I wish I had a cool heroic story to go with the stiches. I got it when I saved a baby from a falling piano by stopping it with my face. I was attacked by the Mexican pissfish on an expedition in Greenland. I was running a marathon with scissors, just to prove a point, only to be choked and tripped by the ribbon at the finish line.

Here are two
Finnish lines.
Truth is me and a mate got drunk and bored, and smacked our skulls together while we were wrestling in the backyard. Sheer stupidity. It was kinda funny at first until it became fairly evident that I’d need a few stitches to close it up. I did seem to be bleeding a bit. Luckily there’s a hospital in town, but I had to wait until morning to get it fixed. The only doctor in town just happened to be the other pissed idiot that I’d been wrestling with when we smacked heads. So we had to wait until he was sober enough to stitch me up again. He did a great job. I just hope not so good that I doesn’t leave me a really cool scar.
This unfortunate series of events seemed like as good an opportunity as any to talk about alcohol and boredom. It’s pretty safe to say that they are the two greatest causes of problems in the community. Maningrida is basically small town anywhere Australia, and I’m not just talking about Aboriginal communities.
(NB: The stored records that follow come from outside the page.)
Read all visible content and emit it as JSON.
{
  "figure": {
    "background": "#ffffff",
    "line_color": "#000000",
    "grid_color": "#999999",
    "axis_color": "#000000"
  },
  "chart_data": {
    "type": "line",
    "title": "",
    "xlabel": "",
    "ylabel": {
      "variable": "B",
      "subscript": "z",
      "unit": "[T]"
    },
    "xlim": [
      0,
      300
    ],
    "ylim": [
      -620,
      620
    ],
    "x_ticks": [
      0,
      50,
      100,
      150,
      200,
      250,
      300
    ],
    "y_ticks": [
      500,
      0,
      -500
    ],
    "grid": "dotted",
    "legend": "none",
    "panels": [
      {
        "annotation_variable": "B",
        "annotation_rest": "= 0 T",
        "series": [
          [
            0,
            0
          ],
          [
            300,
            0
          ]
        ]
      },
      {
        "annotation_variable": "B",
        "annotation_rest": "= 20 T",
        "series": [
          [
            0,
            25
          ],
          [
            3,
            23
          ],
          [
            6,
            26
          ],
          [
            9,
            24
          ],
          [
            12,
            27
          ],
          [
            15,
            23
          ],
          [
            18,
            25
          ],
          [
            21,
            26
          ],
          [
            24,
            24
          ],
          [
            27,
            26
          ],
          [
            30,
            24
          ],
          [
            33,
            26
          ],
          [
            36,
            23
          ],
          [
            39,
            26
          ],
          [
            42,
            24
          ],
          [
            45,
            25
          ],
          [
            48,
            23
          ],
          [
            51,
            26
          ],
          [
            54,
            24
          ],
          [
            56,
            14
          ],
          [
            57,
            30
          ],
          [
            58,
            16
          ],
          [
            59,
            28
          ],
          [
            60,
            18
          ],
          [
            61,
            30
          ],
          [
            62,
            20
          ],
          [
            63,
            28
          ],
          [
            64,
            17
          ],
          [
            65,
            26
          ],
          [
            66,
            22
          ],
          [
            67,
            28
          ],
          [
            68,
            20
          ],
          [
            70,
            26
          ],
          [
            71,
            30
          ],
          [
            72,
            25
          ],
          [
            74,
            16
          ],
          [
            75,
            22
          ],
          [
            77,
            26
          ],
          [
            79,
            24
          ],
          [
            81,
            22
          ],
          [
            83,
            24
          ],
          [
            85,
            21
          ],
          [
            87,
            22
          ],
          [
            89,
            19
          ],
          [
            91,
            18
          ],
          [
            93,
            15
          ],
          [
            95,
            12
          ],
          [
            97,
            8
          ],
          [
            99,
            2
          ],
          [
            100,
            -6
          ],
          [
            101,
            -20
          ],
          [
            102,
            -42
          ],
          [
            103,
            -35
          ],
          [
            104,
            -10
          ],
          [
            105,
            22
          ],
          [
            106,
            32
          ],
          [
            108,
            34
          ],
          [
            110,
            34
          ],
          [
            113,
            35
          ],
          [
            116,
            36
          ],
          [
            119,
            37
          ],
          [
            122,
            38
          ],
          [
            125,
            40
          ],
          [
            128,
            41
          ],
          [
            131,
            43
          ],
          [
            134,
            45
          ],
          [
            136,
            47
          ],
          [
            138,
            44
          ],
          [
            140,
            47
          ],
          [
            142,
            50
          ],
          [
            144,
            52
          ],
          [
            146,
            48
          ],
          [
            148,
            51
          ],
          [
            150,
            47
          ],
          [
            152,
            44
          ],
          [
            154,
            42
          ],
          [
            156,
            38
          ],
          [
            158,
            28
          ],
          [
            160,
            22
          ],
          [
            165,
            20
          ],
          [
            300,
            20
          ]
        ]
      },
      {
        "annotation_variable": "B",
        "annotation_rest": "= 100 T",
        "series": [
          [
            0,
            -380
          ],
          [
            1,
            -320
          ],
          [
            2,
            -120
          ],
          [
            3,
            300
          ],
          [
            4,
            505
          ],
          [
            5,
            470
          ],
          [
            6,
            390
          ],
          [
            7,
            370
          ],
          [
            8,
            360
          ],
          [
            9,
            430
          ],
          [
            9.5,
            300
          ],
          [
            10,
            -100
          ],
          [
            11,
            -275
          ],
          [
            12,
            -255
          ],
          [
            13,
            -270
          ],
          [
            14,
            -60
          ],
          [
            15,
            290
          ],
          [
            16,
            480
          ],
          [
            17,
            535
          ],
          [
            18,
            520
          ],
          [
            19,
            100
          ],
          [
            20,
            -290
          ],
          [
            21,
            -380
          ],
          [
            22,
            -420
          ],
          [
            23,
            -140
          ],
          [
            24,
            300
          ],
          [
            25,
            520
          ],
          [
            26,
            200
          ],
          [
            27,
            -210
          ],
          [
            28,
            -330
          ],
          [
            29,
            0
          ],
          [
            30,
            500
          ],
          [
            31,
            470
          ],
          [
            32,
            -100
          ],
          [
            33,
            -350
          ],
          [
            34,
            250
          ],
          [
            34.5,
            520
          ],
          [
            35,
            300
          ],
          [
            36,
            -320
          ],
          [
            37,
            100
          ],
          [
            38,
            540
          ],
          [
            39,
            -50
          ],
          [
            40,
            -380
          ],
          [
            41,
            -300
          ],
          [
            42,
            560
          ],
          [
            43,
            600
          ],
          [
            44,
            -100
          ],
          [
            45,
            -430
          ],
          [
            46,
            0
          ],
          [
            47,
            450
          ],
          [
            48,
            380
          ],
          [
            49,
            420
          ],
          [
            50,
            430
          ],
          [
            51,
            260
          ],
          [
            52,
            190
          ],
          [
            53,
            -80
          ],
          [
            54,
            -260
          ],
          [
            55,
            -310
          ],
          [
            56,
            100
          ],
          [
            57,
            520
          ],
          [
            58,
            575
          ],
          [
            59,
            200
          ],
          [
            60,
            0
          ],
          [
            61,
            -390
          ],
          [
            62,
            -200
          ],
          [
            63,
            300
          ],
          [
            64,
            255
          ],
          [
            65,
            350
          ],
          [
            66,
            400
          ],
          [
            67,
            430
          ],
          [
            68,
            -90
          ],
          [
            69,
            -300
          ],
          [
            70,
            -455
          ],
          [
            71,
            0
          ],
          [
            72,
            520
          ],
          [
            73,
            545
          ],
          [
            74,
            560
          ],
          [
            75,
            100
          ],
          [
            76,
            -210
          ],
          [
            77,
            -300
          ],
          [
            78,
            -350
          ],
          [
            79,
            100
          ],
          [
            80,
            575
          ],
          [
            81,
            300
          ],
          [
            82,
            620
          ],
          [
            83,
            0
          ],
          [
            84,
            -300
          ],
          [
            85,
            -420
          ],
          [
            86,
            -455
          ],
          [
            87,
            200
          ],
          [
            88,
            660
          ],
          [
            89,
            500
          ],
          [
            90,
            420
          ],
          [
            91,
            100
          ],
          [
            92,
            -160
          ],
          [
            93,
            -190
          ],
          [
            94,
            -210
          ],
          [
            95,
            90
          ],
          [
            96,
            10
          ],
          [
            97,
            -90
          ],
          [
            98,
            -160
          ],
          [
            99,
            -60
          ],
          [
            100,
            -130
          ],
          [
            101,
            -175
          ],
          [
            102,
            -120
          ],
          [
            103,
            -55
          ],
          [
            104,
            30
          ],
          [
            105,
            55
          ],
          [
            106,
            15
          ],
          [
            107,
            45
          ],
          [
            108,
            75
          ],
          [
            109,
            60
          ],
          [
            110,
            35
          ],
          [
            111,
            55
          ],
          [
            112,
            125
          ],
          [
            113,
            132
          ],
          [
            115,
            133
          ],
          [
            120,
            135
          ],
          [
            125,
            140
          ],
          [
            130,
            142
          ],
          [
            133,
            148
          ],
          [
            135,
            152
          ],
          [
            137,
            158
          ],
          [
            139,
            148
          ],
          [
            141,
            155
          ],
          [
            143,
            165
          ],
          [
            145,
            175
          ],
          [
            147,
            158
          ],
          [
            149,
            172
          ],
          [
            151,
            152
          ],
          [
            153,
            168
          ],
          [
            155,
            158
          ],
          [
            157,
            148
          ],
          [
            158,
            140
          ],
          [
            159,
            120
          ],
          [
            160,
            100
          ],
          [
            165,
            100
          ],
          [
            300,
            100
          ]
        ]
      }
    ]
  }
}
We have the same problems with drug and alcohol abuse, mental illness and suicide as any country town, but if anything the troubles are far more transparent here because everybody lives at such close quarters, not scattered out on farms. The average house here has about 15 people in it. I live alone – that makes me feel incredibly guilty - but my guilt is another film entirely. Think about the impact one alcoholic can have on a house of 15. Or on a house of one, for that matter.
You can’t buy grog here. You get a permit, like a license I guess, and you can get 2 slabs shipped in on the barge from Darwin once a fortnight. Doesn’t sound like much, but it with 30 can blocks its breaks down to about 5 cans a night. Any doctor will tell you that that is classified as full-blown alcoholism. Yet, everyone who has a permit – black or white - will knock over their allotment without flinching – usually in the first week. The grog is handed out by the police every second Saturday at what is patronizingly referred to by Balandas as ‘Grog Ceremony’.
A huge part of Aboriginal culture is a notion of give and take. If I ask for something you’ve got, you give it to me – pretty much no questions asked. And vice versa. It probably goes back to tribal times when stuff like that might have meant the survival of the group. Now, more often than not, it just means that people who have had their alcohol permits revoked can usually still get pissed after a grog shipment. Sadly that also means that these same men might start fights in the community or go home and beat their wives. It’s a time-honored tradition brought to Australia by the Irish around the time of the gold rush. I’m being flippant. Sometimes the whole situation here gets a bit overwhelming. That’s my way of dealing with it.
The fact is that the vast majority of the community is unemployed. Alcohol and boredom keep self-esteem way down and depression way up in a group of people that have already been massively marginalized. Nobody can honestly say they are surprised to find out there are issues” here.
But what are you going to do about it? You can’t take the grog away from them. Aboriginals aren’t children, they have to be able to make their own choices. But what can we really expect them to do? I can’t even take a drink without smacking my face into something. Maningrida is not a special place. It’s not particularly dangerous or violent. It’s desperate, but no more desperate than any big city in the world I’ve ever visited. Drugs – be they alcohol, heroin or television – are eating way at every single community in the world. And what do we do about it? …what do we do?